Publié le par Free Wheel

    J'ai beau être un pur produit de l'aspect "réussite et ascencion sociale" de l'école, je n'en reste pas moins amère sur les humiliations que j'ai subies dans ce système. Il m'a fallu toute ma formation politique pour oser poser un regard critique sur l'institution scolaire. Jamais ailleurs on ne m'a fait sentir si violemment que je n'étais qu'une fille d'ouvriers. Ah ces foutues fiches de rentrée! Dommage que certain-e-s profs, pas tou-te-s heureusement, s'en servent pour ranger leurs élèves dans des cases dont ils ne leur permettront pas de sortir de toute l'année scolaire. En même temps ça donne la rage et l'envie de les baiser ces gardien-ne-s de l'ordre social : sur mes copies de bac y'avait pas mon nom et la profession de mes parents, et j'ai pété les scores. 12 ans après j'ai encore dans le coeur la saveur de ma revanche...
    Il y a aussi les codes et le langage : l'école est le premier lieu de toute notre vie où nous devons ruser pour cacher la pauvreté de notre vocabulaire, pour contourner un obstacle de conjugaison, pour ne pas dire qu'à la maison ya pas l'équipement pour lire les cassettes audio d'anglais etc. Dans Entre les Murs de François Bégaudeau cette question du langage revient souvent : comment sait on quel registre employer? Pourquoi cette hiérachie dans les registres? Pourquoi parler comme ça c'est vulgaire? ca veut dire que chez moi c'est vulgaire et méprisable?
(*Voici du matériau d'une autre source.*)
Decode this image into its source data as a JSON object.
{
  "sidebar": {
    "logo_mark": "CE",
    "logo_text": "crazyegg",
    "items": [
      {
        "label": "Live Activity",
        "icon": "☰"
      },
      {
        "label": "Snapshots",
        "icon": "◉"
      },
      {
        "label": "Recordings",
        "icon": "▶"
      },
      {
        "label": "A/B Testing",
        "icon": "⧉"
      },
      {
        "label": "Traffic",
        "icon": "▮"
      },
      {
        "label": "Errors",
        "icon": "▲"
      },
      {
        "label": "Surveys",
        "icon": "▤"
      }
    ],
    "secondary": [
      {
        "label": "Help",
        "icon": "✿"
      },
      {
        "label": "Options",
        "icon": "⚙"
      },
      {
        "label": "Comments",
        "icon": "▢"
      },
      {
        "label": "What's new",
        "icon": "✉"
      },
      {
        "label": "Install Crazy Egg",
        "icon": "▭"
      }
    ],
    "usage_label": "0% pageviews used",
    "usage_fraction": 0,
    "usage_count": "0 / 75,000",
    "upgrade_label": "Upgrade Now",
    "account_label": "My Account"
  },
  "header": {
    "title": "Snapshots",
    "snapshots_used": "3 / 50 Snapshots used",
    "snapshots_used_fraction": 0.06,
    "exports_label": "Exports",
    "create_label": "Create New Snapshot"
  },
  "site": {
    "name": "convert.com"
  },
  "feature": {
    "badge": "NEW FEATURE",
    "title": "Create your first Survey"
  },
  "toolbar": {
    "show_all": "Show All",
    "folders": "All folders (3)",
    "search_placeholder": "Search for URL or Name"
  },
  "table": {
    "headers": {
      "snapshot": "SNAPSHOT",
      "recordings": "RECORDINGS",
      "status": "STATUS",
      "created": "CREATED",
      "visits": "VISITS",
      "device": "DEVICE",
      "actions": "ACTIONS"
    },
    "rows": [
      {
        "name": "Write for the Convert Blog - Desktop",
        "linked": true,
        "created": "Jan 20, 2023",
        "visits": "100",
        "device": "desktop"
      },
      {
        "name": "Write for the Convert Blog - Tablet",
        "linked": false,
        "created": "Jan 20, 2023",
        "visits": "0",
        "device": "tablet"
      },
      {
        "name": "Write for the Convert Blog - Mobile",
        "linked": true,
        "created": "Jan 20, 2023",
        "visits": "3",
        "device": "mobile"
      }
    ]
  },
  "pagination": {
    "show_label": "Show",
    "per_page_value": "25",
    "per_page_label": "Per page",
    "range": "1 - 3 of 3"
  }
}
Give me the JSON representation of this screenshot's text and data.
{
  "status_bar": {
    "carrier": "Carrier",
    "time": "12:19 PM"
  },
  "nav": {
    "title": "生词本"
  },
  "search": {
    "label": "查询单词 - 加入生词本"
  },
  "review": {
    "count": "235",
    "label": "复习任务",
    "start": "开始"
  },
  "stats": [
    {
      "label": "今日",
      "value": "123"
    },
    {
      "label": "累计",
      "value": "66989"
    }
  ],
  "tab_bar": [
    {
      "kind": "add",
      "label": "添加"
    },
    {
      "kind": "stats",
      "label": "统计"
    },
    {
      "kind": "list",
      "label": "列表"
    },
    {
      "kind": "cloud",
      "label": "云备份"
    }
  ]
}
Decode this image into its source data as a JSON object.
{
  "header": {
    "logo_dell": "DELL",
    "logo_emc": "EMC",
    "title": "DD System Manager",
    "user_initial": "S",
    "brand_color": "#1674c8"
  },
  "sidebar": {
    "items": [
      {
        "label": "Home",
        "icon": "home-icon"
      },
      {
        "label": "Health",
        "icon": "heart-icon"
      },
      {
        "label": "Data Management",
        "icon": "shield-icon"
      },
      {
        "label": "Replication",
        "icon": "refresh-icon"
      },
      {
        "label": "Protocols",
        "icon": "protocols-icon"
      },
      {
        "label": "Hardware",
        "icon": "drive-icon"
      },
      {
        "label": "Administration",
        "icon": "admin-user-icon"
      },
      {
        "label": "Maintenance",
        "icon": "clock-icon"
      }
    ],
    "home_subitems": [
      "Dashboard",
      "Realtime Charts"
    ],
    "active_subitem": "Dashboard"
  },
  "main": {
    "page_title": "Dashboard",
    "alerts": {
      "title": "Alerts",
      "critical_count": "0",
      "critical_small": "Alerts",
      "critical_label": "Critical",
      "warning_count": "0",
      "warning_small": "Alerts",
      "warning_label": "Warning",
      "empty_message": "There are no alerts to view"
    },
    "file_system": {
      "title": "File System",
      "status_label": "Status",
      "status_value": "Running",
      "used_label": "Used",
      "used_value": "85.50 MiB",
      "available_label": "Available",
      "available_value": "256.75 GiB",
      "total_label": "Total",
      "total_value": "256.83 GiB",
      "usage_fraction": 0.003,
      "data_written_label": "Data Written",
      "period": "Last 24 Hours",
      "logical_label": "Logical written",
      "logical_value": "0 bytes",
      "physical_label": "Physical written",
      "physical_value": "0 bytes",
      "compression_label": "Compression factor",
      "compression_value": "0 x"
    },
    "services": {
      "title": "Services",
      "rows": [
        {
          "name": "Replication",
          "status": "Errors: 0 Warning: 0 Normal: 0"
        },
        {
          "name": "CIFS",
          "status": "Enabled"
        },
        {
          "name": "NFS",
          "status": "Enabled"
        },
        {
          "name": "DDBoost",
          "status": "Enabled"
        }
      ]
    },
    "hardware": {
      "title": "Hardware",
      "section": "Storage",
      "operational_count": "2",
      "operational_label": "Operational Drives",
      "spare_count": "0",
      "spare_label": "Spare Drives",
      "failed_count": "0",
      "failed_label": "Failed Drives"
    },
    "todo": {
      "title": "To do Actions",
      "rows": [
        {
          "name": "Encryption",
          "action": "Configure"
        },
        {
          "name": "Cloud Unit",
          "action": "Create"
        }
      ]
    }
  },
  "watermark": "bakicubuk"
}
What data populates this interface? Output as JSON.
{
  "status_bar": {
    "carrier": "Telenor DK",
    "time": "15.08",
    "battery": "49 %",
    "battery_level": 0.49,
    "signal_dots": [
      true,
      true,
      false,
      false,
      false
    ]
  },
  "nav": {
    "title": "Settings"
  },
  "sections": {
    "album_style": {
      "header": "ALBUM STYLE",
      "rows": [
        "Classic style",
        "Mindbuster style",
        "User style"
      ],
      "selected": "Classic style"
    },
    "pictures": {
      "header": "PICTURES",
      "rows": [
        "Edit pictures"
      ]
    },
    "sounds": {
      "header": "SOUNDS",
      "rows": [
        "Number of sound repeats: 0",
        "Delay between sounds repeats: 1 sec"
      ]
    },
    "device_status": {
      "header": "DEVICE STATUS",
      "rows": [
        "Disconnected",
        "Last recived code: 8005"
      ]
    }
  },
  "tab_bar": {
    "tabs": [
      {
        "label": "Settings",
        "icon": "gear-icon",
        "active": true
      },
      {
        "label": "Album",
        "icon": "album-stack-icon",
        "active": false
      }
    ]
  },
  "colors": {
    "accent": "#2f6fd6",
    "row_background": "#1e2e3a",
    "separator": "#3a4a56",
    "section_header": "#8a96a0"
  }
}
Ces questions sont centrales aussi chez Annie Ernaux, notamment dans Les Armoires Vides où elle explique très bien comment au fur et à mesure de son apprentissage elle a peu à peu posé le regard de la norme scolaire, le regard bourgeois sur ses parents, modestes commerçants et comment elle a fini par les mépriser, comme l'école méprise les moins bien armés en vocabulaire et langage soutenu. Cette impression que deux mondes existent, qu'on est issu du médiocre et qu'il faut absolument le cacher rend très malheureux-se.
   
    J'avais très hâte de voir Entre les murs, l'adaptation par Laurent Cantet, et je n'ai pas été déçue! Bien sûr le livre ets plus profond, mais le film est très fidèle à l'esprit du roman. J'adore la scène où le prof, à bout d'arguments pour légitimer l'existence de l'imparfait du subjonctif, finit par affirmer que pas plus tard qu'hier soir il l'employait avec des ami-e-s ! Au moins cette fois les élèves se révoltent, alors que moi je gobais tout ça quand j'étais élève, comme des formules magiques auxquelles on ne comprend rien...Entre les murs, film et livre, sont des oeuvres très riches, qui abordent bien d'autres problématiques, par exemple le débat discussion/punition sur lequel je ne suis pas spécialiste...J'ai trouvé le regard sur les enseignant-e-s assez juste : leur ridicule occasionnel aussi bien que leur humanité sont montrées...

    (Ce n'est qu'en cherchant le titre de ce post que j'ai vu le lien entre le titre de la chanson de Pink Floyd et le titre du roman et du film : les murs, c'est plutôt à connotation péjorative non? ça fait prison...)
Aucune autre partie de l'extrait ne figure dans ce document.